OAK PARK STATION, Südaustralien — Ermittler der Task Force Horizon durchsuchten diese Woche verwaiste Schächte, unterirdische Tunnel und eine Latrine auf Oak Park Station. Sie fanden keine Beweise, die mit dem Verschwinden von Gus Lamont, dem vierjährigen Jungen, der seit dem 27. September vermisst ist, in Verbindung stehen.

Die Suche konzentrierte sich auf das 60.000 Hektar große Grundstück in der Nähe von Yunta, an dem Gus zuletzt gesehen wurde, als er vor dem Hauptgebäude spielte. Seine Großmutter war damals im Haus, um seinen jüngeren Bruder zu betreuen, wie die Polizei berichtete.

Die Beamten untersuchten zahlreiche Gebäude und Strukturen, darunter einen abgelegenen Teil der Station und einen Wasserbehälter. Frisch aufgetragener Zement in der Latrine zog Aufmerksamkeit. Ein Kadaverhund aus Neuseeland schnüffelte nach möglichen menschlichen Überresten. Ein Polizeihubschrauber unterstützte die Suche von oben.

Keine Spuren tauchten auf. Die Ermittler wandten sich dann zu Grampus, einem Grundstück 24 Kilometer entfernt. Große Kriminalteams durchsuchten dort den Hof und das Hauptgebäude. Auch hier fand sich nichts, das mit Gus in Verbindung stand.

„Keine Beweise wurden gefunden“, stellte die Polizei nach Beendigung der Operationen an beiden Orten fest. Die Ermittler haben nicht ausgeschlossen, erneut zu Oak Park Station zurückzukehren. Die Untersuchung geht weiter.

Detective Superintendent Darren Fielke, der Leiter der Major Crime-Einheit, sprach über den ursprünglichen Zeitrahmen. Die Polizei kam schnell nach der Meldung am 27. September abends. Dennoch sagte er, es sei möglich, dass Gus noch auf dem großen Grundstück war, als die Beamten erstmals das Hauptgebäude erreichten.

„Ja, es gab eine gewisse Zeitspanne dazwischen, aber es ist möglich“, sagte Fielke zu Journalisten. „Wir arbeiten immer noch an diesem ursprünglichen Zeitrahmen.“

Dieser Zeitrahmen steht nun einer intensiven Überprüfung unter. Kommissar Grant Stevens der Polizei von Südaustralien gab am Mittwoch neue Informationen bekannt. Zwei Familienmitglieder haben die Zusammenarbeit mit den Ermittlern eingestellt.

„Gus verschwand am 27. September und wir haben immer noch keine Klarheit darüber, wo er sich befinden könnte“, sagte Stevens. „Es ist fair anzunehmen, dass noch mehr Arbeit vor uns liegt. Wie bei jeder großen Kriminaluntersuchung suchen wir nicht nach einer Lösung, bis wir sie haben.“

Stevens bestätigte, dass Gus’ Eltern weiterhin erheblich helfen. Er wies jedoch darauf hin, dass er keine Details über die beiden, die ihre Unterstützung zurückgenommen haben, preisgeben könne.

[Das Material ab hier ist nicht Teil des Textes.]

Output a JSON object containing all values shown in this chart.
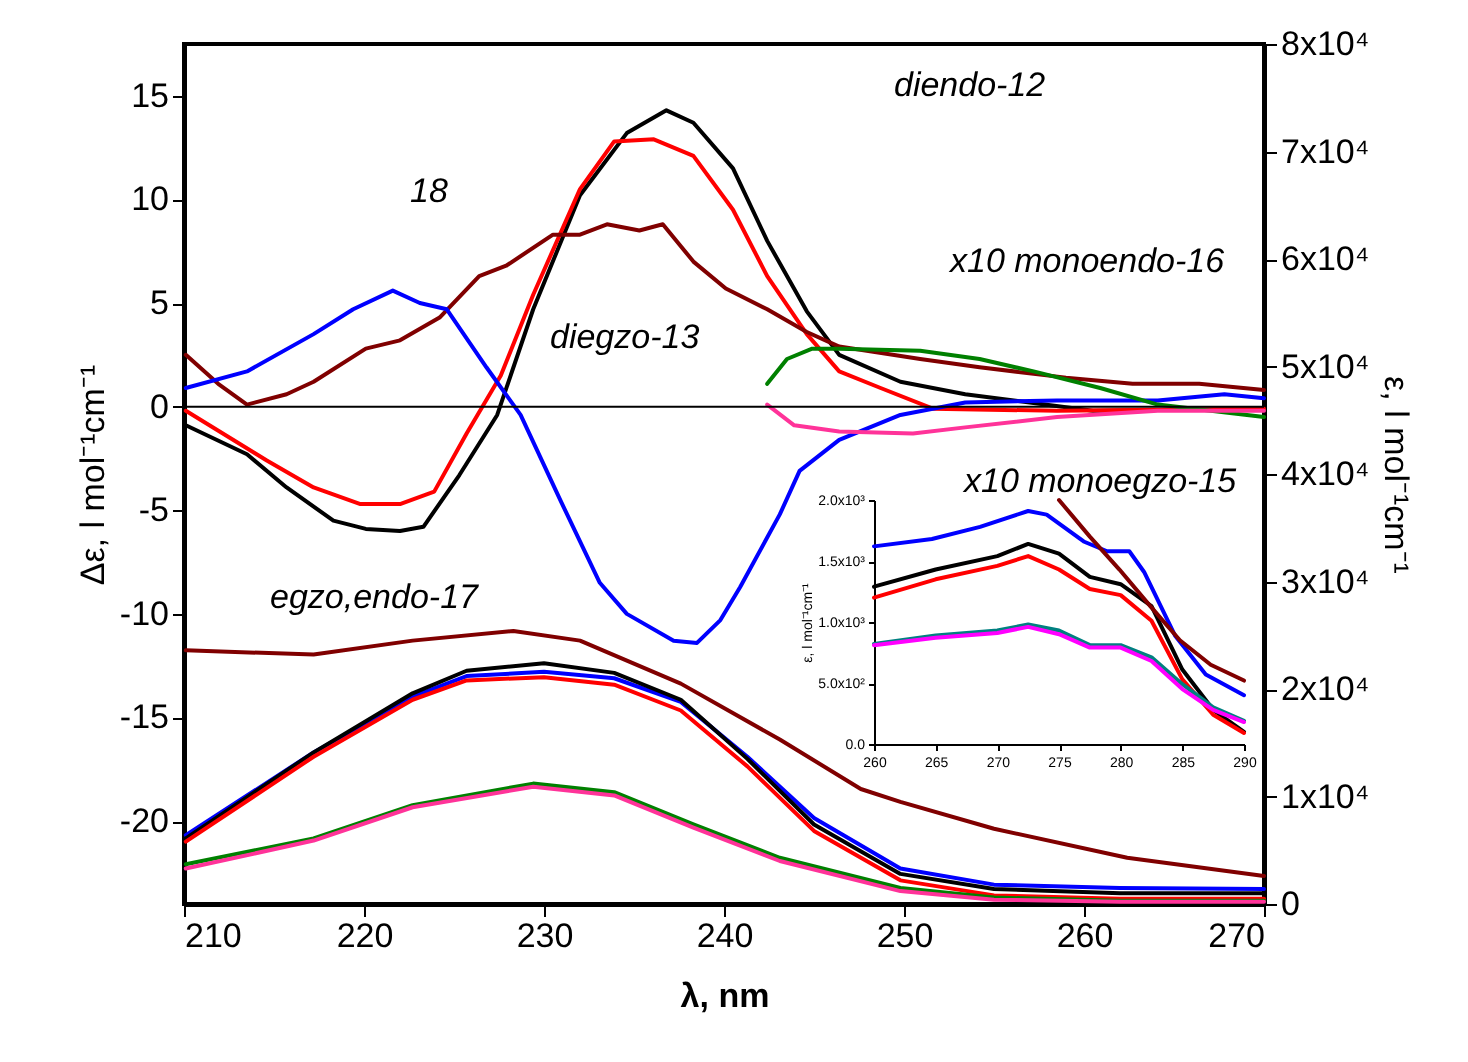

Getrennt davon steht eine Großmutter vor unabhängigen Waffenbesitzvorwürfen. Josie Murray, die in Oak Park Station lebt, wird am 6. Mai vor dem Magistrates Court in Peterborough erscheinen. Die Anschuldigungen entstanden aus einer Polizeiaktion am Yunta-Hauptgebäude.

Stevens gab begrenzte Details. „Ich wurde nicht über die genauen Delikte informiert“, sagte er. „Ich nehme an, sie beziehen sich entweder auf Lagerung, Munition oder Lizenzierung.“

Laut dem Waffenrecht von Südaustralien können Polizisten in Grundstücke eindringen, die mit registrierten Waffen oder Verboten verbunden sind. Ermittlungen umfassen andere Fälle, erklärte Stevens. Lizenzinhaber müssen beweisen, dass sie einen echten Bedarf an ihren Waffen haben.

Gus’ Fall zieht intensive Aufmerksamkeit auf das abgelegene Schafstation. Task Force Horizon wurde gebildet, nachdem die ersten Suchaktionen nichts ergaben. Die Ermittler überprüfen Orte und Zeitrahmen im Zusammenhang mit Entwicklungen in der Familie. Bislang gibt es keine Festnahmen, die direkt mit dem Verschwinden des Jungen in Verbindung stehen.

Die Polizei bittet um Hinweise von allen, die Informationen haben. Das Schicksal des vierjährigen Jungen bleibt sieben Monate später immer noch ungeklärt.